The paper presents a movement strategy for Connected and Automated Vehicles (CAVs) in a lane-free traffic environment with vehicle nudging by use of an optimal control approach. State-dependent ...constraints on control inputs are considered to ensure that the vehicle moves within the road boundaries and to prevent collisions. An objective function, comprising various weighted sub-objectives, is designed, whose minimization leads to vehicle advancement at the desired speed, when possible, while avoiding obstacles.
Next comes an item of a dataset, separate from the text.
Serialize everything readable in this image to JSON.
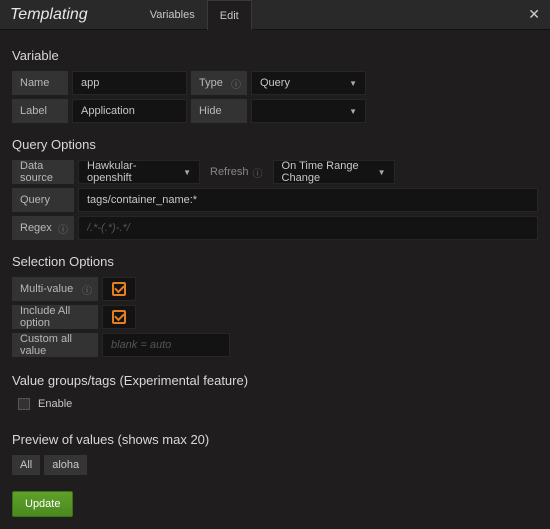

A nonlinear optimal control problem (OCP) is formulated for the minimization of the objective function subject to constraints for each vehicle. A computationally efficient Feasible Direction Algorithm (FDA) is called, on event-triggered basis, to compute in real-time the numerical solution for finite time-horizons within a Model Predictive Control (MPC) framework. The approach is applied to each vehicle on the road, while running simulations on a lane-free ring-road, for a wide range of vehicle densities and different types of vehicles. From the simulations, which create myriads of driving episodes for each involved vehicle, it is observed that the proposed approach is highly efficient in delivering safe, comfortable and efficient vehicle trajectories, as well as high traffic flow outcomes. The approach is under investigation for further use in various lane-free road infrastructures for CAV traffic.